8. Where can we find workflows and tutorials to analyse microbial data using nanopore sequencing? Is it possible to use the same tools used to analyse data generated from second generation sequencing technology?

If you register on our website for the online Community you will get access automatically as a customer. If not, you can register as a guest. With this, you can access the majority of materials, protocol builders, protocols, advice, and Community discussions etc. I would also point you to the Tools section of the Resource Centre on our website, to browse a wide range of analysis tools available for nanopore sequence data. Using the same tools as those developed with short-read data is typically not recommended as they can be an unknown beast; we always recommend using nanopore-specific analysis tools for nanopore data. Sudha: I think the tools are different because the read lengths are different and the chemistries are different, so one should use methods designed for long-read analysis. At least at the point of alignment. The more downstream analyses can be the same.

9. What level of training do you require for the operators of your mobile testing units?

I think one would need basic training in molecular biology; with a two-day training one should be able to get started with mobile testing units.

10. Have you drawn any conclusions on HPV variants based on the data that you have presented?

Whether or not we're able to predict the pathogenicity of the virus from the 16S variants is still a work in progess. In some populations they have identified specific genotypes that can be pathogenic, and we're just now building the data for the Indian population. I think the analysis interpretations will become finer as we get more data from our samples.

11. When bacterial diversity studies are performed, using 16S analysis, what level of identification can be achieved?
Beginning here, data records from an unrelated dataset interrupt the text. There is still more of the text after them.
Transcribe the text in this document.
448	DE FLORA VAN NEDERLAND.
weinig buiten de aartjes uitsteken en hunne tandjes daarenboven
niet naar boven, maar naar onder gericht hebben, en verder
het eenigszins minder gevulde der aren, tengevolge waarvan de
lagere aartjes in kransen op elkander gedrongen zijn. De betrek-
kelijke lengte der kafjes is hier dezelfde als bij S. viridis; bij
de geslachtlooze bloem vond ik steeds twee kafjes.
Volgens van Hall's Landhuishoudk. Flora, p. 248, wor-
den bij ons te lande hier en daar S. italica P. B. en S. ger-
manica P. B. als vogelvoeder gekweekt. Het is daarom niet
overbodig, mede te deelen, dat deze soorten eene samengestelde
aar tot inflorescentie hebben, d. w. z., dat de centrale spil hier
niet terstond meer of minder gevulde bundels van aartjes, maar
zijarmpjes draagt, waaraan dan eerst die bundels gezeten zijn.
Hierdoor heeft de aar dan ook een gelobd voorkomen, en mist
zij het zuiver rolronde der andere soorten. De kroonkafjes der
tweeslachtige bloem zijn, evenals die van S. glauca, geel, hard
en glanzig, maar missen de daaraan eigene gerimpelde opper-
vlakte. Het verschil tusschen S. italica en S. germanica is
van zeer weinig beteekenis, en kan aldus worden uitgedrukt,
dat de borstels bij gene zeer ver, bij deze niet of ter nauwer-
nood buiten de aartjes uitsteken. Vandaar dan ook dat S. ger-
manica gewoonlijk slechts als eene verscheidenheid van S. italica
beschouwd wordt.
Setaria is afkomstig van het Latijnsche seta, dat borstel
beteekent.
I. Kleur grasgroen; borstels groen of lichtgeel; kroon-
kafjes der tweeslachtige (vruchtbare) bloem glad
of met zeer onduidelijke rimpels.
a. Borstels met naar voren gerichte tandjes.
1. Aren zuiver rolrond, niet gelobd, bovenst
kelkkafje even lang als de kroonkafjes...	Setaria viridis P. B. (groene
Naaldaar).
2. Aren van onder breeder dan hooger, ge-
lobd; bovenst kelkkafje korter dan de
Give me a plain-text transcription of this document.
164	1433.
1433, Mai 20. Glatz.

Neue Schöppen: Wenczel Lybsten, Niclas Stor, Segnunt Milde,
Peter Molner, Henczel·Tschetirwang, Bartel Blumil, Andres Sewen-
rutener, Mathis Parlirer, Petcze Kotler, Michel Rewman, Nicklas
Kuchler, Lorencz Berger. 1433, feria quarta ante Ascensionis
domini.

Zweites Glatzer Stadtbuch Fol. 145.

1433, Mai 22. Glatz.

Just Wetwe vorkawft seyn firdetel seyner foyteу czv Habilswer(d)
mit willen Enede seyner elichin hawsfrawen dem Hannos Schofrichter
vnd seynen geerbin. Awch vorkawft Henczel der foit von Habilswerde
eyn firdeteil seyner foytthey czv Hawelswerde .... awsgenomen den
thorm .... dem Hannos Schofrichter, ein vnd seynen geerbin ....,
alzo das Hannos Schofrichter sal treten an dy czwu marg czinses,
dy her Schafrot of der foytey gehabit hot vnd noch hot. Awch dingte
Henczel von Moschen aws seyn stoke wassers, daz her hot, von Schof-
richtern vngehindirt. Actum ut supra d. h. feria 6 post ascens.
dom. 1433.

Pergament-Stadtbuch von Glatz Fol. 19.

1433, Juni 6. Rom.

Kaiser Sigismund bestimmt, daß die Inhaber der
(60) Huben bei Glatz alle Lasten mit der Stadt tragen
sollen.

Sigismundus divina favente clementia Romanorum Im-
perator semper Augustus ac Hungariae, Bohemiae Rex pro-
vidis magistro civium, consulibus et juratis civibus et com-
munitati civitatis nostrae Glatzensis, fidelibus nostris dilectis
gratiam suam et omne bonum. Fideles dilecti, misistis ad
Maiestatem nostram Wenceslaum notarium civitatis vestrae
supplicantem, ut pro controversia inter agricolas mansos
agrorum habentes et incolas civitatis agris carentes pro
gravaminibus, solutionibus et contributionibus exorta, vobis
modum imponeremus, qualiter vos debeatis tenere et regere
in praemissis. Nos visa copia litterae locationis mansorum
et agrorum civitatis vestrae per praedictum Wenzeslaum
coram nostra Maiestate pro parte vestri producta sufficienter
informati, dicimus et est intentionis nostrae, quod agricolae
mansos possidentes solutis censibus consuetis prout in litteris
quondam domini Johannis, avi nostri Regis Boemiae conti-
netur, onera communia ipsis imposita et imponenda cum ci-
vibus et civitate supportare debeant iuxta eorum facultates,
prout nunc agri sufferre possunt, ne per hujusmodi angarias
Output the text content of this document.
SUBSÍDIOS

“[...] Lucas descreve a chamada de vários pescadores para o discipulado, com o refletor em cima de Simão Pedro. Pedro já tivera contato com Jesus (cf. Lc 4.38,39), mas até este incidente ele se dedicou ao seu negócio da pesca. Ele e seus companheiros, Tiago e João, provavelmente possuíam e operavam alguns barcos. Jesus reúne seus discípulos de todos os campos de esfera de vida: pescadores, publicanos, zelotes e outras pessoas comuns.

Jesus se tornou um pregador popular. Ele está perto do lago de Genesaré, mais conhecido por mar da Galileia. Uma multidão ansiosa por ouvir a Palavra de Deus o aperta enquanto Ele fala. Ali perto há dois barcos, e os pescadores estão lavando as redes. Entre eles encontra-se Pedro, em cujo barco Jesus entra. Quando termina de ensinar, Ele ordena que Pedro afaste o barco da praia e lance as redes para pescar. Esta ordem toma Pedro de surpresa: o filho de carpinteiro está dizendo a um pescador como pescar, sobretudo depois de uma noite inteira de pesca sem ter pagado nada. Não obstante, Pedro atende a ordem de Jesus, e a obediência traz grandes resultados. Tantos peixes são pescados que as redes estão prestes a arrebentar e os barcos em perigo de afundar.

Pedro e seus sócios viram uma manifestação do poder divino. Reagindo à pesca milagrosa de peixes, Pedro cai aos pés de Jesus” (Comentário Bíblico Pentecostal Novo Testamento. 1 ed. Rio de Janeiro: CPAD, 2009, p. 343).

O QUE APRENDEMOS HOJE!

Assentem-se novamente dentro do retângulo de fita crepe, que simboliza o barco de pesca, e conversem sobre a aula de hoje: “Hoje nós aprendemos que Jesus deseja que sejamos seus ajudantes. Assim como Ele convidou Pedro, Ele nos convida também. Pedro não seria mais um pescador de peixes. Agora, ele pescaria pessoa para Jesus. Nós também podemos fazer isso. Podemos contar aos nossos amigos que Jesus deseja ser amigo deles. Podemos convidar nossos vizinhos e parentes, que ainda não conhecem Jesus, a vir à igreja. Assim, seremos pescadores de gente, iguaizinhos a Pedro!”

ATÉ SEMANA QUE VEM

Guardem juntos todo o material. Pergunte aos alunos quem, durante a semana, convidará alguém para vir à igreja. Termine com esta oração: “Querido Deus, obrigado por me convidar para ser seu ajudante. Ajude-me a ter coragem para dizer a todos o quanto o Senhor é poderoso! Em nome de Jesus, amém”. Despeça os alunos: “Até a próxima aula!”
There are several different approaches. With 16S analysis alone, you could get to strain specificity in a few cases. We see people going beyond that by doing full ribosomal RNA operon sequencing, so instead of only 16S, sequencing 5 kb regions. It depends which questions you are asking, and what answers you want, and then your experiment can be designed accordingly. Sudha: We've done quite a few metagenomic sequencing projects and we find that the 16S amplicon that nanopore sequencing uses is larger than typical short-read sequencing analysis - it's the entire 1.5 kb region - so it allows a slightly higher resolution of identification to the strain level than sequencing on short-read platforms.

12. What can be the reason of such a low mapping rate of the reads to the virus genome? Can it be improved?

One reason is the viral load itself in the sample(s) we have tested. Second is some amount of off-target amplification that these primers generate, and that can certainly be improved to be more specific towards the target.

13. How much percentage variation in COVID-19+ patient samples is intra-host, as opposed to known mutations/strains?

There will be known SARS-Cov-2 mutation rates and known mutations. If it has been seen before, there will be clusters. Sudha: There is a metric to say that "this is different from another strain", but basically they do what is known as a phylogenetic analysis, which looks at the genomic variants and how they cluster. There is a very nice online database which is called GISAID - a global consortium where there are thousands of genomes submitted and they help you identify how close or different the strain you have is from known strains so far.

14. Sudha, am I correct in thinking that you're looking at bringing this to the field as a mobile test station? Why not rather collect samples and pool them for analysis in a stationary lab?

The reason for doing it mobile is to reach, geographically, a larger area. Logistics can sometimes be expensive and hard in India. The summers here are like 40 degrees and you don't know how samples are collected or how they are sent. It's a lot easier to process them on site.